Perhaps some clarification is useful. Quantum mechanics is usually the label for non-relativistic quantum physics in a semi-classical setting. (I.e. assuming a classical low energy gravity background, of newtonian gravity or general relativity.) While quantum field theory is the label for a relativistic quantum physics, where particles are subsumed to be field excitations and method infinities are replaced by the need for observations to pin down parameters. Sometimes the label “quantum mechanics” is taken for the whole, but one should be careful – quantum field theory *can* describe gravity in a low gravity setting!
I quote myself again: “And the effective quantum gravity field theory is rather mundane in a flat space universe where effective theories like it and general relativity has to come to an accommodation: “The perturbative treatment of quantum General Relativity behaves as an effective field theory, and well defined quantum corrections can be calculated.” [Donohue, 2017] Both theories would break down at the Planck scale, implying that is perhaps not what happen in reality.”
So there is today nothing “alone” with gravity, which is an effective non-linear first order derivative approximation of systems that linear, also effective, quantum field may need many orders of derivatives to describe. It is easier to describe large scale behavior in general relativity, while it is easier to describe small scale behavior in quantum gravity field theory.
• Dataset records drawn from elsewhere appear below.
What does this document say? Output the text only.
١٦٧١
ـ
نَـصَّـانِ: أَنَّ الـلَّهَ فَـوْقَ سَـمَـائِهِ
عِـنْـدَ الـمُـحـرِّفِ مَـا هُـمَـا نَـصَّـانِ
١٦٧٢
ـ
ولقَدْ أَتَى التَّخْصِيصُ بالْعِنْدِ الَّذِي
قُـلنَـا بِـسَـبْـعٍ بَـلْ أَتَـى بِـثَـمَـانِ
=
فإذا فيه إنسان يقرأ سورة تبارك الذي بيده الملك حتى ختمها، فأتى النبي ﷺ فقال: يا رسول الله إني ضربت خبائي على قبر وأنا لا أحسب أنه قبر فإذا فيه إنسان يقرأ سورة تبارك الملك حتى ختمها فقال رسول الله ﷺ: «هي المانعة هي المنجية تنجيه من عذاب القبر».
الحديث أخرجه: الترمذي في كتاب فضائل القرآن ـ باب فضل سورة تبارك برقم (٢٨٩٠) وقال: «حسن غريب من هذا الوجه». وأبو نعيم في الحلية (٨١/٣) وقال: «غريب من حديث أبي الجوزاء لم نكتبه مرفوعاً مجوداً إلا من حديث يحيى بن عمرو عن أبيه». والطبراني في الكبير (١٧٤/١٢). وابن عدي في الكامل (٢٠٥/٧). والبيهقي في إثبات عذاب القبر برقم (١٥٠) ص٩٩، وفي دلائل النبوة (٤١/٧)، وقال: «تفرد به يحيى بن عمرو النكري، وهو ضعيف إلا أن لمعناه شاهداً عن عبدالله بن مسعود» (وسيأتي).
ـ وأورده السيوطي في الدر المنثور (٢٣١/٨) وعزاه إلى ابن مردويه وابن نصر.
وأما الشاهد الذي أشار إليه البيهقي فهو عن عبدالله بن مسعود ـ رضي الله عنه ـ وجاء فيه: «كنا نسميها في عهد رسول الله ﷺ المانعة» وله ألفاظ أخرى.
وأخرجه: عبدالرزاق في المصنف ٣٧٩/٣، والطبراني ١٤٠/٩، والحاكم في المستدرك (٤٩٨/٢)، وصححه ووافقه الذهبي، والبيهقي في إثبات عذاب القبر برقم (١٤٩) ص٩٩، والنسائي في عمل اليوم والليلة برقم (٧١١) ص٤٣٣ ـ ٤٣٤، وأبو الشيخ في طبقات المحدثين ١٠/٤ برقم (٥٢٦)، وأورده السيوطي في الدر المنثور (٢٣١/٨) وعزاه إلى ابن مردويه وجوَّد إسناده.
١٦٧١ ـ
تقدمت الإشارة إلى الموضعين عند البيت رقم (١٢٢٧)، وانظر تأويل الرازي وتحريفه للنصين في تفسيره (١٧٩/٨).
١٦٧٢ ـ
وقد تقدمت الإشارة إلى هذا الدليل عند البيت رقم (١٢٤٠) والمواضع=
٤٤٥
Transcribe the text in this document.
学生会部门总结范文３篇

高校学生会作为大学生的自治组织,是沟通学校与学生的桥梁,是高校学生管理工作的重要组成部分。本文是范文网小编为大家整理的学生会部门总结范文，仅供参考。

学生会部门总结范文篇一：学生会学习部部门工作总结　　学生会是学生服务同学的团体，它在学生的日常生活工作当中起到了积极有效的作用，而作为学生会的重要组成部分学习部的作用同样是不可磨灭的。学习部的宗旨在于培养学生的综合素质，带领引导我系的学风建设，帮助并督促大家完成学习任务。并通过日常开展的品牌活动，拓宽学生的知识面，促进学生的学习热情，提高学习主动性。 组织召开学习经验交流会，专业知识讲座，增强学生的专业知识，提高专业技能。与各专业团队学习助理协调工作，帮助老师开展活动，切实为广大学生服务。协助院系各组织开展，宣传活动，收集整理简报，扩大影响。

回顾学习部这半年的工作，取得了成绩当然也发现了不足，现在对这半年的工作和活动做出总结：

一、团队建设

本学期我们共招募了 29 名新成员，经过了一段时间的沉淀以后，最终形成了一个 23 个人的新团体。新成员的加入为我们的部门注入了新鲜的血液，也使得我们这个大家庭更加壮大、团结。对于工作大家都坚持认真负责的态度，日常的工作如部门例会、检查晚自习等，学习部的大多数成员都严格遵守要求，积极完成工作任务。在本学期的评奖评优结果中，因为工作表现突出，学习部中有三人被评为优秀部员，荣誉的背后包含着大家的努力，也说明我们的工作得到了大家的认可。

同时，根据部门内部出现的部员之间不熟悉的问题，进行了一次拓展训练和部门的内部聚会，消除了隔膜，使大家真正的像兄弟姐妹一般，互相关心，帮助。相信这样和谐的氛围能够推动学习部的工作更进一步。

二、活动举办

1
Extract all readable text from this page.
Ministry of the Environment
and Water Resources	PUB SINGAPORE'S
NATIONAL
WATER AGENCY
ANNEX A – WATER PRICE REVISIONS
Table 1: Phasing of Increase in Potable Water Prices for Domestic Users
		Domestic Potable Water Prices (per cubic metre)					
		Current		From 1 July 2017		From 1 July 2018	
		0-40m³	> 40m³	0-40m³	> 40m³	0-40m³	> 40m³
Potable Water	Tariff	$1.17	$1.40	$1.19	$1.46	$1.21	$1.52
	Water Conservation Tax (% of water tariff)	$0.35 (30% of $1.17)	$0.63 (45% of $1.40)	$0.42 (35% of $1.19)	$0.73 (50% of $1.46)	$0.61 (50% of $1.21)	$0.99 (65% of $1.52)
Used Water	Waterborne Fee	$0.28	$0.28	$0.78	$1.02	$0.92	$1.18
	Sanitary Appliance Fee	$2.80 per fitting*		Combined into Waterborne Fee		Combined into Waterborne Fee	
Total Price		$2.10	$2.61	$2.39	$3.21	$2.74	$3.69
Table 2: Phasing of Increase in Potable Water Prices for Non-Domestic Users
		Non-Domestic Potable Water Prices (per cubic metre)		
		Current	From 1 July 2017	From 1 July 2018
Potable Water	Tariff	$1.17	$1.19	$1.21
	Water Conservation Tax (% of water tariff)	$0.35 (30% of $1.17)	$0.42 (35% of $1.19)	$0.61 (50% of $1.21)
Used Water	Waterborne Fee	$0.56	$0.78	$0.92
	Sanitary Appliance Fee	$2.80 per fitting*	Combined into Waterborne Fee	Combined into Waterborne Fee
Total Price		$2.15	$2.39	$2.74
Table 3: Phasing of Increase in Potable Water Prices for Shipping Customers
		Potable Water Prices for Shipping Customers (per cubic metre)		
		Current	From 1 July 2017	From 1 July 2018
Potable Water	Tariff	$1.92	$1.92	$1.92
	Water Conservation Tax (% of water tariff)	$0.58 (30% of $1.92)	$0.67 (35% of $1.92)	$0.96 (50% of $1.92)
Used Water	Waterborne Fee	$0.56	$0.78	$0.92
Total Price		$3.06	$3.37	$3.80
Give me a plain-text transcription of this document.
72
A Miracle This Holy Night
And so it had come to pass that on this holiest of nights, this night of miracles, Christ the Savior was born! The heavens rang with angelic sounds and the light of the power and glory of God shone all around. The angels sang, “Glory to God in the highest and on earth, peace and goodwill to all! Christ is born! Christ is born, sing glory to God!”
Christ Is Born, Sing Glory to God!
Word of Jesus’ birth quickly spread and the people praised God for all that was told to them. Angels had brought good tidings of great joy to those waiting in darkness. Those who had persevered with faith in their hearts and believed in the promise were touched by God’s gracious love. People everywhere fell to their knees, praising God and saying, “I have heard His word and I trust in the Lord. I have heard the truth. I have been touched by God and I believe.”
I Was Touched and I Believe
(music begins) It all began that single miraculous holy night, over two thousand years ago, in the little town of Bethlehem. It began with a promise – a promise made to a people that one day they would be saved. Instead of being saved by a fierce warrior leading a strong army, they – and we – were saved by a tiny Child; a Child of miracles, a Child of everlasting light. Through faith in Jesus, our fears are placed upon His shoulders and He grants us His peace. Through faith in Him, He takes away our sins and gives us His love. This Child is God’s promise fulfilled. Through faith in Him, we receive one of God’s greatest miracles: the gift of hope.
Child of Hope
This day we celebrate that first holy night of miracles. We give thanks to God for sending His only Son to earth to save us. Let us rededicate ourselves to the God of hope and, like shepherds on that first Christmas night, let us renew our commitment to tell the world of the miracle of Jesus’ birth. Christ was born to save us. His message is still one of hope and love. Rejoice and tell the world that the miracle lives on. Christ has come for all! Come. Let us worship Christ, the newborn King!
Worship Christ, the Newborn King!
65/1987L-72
Here is something to think about (IMO of course): while quantum field theory and gravity is perfectly compatible, there is also a sense where the former stands out as a consequence of relativity. Not only because special relativity goes into the field description but also because it can be used to model absence of non-probabilistic predictability. By allowing observations of quantum spin obeying a relativistic principle of no preference for reference frames, the quantum mechanic model of “wavefunction collapse” appears as a relativistic aspect of nature on the same footing as time dilation and length contraction. [“Answering Mermin’s challenge with conservation per no preferred reference frame”, Stuckey et al, Nature Scientific Reports, 2020.]